Competent AI opponents are the key to a good single-player racing game. And with this week’s update, Gran Turismo 7 is getting an AI upgrade as Sony rolls out its Sophy AI agent as a permanent feature of the game. The entertainment company experimented with it earlier this year for a few weeks in a limited test, but when the GT7 Spec II update rolls out to consoles tomorrow morning, Sophy will be able to race 340 of the game’s cars on nine of its tracks.
Ideally, you want the AI in a racing game to be good enough that the race is a challenge, but perhaps not quite so unbeatable that it’s a fool’s errand to try to win.
That has been harder than it sounds to get right—the older players among us will remember the AI in earlier installments of GT, which mostly stuck to a preprogrammed line with little concern for where you, the human player, wanted to put your car.
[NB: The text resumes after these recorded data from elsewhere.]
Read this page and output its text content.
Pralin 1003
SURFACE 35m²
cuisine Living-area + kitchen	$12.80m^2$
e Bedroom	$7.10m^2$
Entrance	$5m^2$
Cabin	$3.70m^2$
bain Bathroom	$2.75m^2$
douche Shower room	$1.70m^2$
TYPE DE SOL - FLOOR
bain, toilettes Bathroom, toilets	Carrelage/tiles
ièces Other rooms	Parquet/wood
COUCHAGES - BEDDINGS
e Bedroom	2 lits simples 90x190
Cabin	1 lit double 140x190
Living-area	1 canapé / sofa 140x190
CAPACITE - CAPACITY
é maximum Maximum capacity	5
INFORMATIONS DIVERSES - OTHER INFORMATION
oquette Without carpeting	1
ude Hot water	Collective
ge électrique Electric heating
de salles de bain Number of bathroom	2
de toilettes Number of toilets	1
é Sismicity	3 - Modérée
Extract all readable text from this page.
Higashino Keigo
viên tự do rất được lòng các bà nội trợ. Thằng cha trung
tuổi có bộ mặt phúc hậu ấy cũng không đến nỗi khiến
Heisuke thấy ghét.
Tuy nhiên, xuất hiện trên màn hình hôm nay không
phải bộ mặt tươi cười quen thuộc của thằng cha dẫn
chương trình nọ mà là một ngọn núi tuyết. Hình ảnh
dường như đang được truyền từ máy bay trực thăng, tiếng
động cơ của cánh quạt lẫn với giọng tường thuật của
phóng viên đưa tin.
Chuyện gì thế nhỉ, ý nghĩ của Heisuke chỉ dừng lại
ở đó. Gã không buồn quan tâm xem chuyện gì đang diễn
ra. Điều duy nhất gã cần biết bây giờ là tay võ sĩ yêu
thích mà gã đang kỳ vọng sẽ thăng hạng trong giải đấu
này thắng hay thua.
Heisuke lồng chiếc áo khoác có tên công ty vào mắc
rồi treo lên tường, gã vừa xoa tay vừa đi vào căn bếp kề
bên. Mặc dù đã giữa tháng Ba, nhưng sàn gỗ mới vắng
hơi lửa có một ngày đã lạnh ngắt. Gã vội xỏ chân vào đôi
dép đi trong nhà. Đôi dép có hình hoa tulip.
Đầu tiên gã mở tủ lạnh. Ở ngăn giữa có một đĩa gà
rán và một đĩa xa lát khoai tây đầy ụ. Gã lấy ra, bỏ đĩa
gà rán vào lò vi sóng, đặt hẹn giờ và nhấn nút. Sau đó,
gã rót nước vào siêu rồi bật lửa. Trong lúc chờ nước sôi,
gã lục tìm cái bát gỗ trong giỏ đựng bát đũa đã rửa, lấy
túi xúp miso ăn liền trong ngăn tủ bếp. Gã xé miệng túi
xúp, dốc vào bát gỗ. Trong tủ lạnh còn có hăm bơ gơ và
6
Microsoft’s long-running Forza franchise actually has its origin in a neural net experiment, and more recently, its developers used each human player to train an AI agent that would populate their friends’ games, albeit with imperfect results.
Sony AI introduced Sophy to the world in 2022, publishing a paper in the journal Nature explaining how the company trained the AI to be able to beat the very best human GT players in the world. In late February of this year, a time-limited feature added a series of four-versus-one matches against Sophy set to different difficulty levels, as well as a match where the AI is completely unleashed—and almost completely unbeatable, at least to us mortal players.
“One of the challenges that really sticks out was trying to find a good balance between having the Sophy car be respectful of opponents around it—so have good sportsmanship—but at the same time being competitive in a race and making sure that it tries to take advantage of positions,” explained Kaushik Subramanian, senior research scientist at Sony AI.
“Finding that gap is the fine line,” Subramanian told Ars. “Because you don’t want to be overly aggressive. You might be trying to be overly aggressive to gain that position but at the cost of very poor racing etiquette. And our team has gone back and forth trying to find a way to walk that line because (a) that line is not clearly defined, and (b) people have different interpretations of that line. I might look at a race and say this was like this, but [Polyphony Digital, the game developer] or somebody else might have different interpretations.”
It’s not quite as simple as just replacing the old in-game AI with instances of Sophy, however; you’ll only be able to race Sophy in the Quick Race mode (née Arcade mode).
“The technology allows us to run 20 cars at the same time, so that’s a limitation,” said Peter Wurman, director at Sony AI. “In the past, we had a policy that [you] could drive one car or small set of cars, like in the race together last February. And that’s not scalable—like one car at a time across all the track combinations. So we’ve been working to make policies that can drive many, many cars.”
“The research goal is to get an agent to the point where it can completely replace the built-in AI and make the racing experience much more realistic and much more enjoyable for all players of all types. The current setup is mostly ‘chase the rabbit’ scenarios, and you have to go online and race humans to get a real racing situation, but that’s also its own complicated mess. If you could do that by yourself with the AI that’s in the game, it would be a lot more fun, I think,” Wurman told Ars.
The update also adds seven new cars (including the Lexus LFA, Mercedes-Benz 190E 2.5-16 Evo II, the latest Porsche 911 GT3 RS, and the Tesla Model 3), a new snow track with three layouts, some extra events to complete, including 50 new license tests, and four-player split-screen races (only on the PS5).